The Paroquets, or Parakeets, are smaller than the common parrots, and have longer tails. There are numerous species, some distinguished by a very long pointed tail, and collar-like mark round the neck, which inhabit the Asiatic continent and islands; and others, natives of Australia, which are distinguished by their colour being gorgeously variegated and peculiarly mottled on the back, by their tail feathers not being pointed, and by their being furnished with elongated tarsi adapted for running on the ground.
To the former belongs the beautiful ring paroquet, which is supposed to have been the first bird of the parrot kind known to the ancient Greeks, having been brought from the island of Ceylon, after the Indian expeditions of Alexander the Great; to the latter, the elegant green parakeet, which in the hot seasons congregates about the pools in almost incredible numbers. Though capable of a rapid and even flight, and frequently at great altitudes, it is generally found running over the ground, and treading its way among the grasses to feed on the seeds. It can easily be domesticated, and a more elegant or beautiful pet can scarely be conceived.
CARAVAN.
CHAPTER XXXI.
TROPICAL RUMINANTS AND EQUIDÆ.
The Camel—Its Paramount Importance in the great Tropical Sandwastes—Its Organisation admirably adapted to its mode of Life—Beauty of the Giraffe—Its Wide Range of Vision—Pleasures of Giraffe Hunting—The Antelopes—The Springbok—The Reedbok—The Duiker—The Atro—The Gemsbok—The Klippspringer—The Koodoo—The Gnu—The Indian Antelope—The Nylghau—The Caffrarian Buffalo—The Indian Buffalo and the Tiger—Dr. Livingstone’s Escape from a solitary Buffalo—Swimming Feats of the Bhain—The Zebra—The Quagga—The Douw.
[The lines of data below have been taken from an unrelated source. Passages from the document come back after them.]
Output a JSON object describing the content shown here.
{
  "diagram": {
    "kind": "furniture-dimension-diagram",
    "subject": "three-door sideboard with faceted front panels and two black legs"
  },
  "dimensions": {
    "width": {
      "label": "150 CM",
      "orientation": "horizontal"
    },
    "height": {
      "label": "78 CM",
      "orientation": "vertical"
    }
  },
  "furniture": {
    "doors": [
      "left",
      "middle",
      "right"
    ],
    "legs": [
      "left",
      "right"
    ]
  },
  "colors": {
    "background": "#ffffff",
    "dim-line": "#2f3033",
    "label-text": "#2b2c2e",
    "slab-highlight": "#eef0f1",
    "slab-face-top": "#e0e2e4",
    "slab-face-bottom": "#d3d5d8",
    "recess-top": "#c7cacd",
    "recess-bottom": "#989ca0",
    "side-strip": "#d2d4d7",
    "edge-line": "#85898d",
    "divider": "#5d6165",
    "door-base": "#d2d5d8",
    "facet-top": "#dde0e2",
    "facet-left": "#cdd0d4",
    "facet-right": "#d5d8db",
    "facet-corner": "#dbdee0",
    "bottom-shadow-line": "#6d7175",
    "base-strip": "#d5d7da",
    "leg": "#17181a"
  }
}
There is a sea without water and refreshing breezes, without ebb and flood, without fishes and algæ! And there is a ship which safely travels from one shore to the other of that sea, a ship without sails or masts, without keel or rudder, without screw or paddle, without cabin or deck!
This ship, so swift and sure, is the Dromedary, and that sea is the desert; which none but he, or what he carries, can pass.
In many respects the vast sandy deserts of Africa and Asia remind one of the ocean. There is the same boundless horizon, the same unstable surface, now rising, now falling with the play of the winds; the same majestic monotony, the same optical illusions, for as the thirsty mariner sees phantom palm-groves rise from the ocean, thus also the sandwaste transforms itself, before the panting caravan, into the semblance of a refreshing lake. Here we see islands, verdant oases of the sea—there, oases, green islands of the desert; here, sand billows—there, water waves, separating widely different worlds of plants and animals; here, the ship, the camel of the ocean—there, the dromedary, the ship of the desert!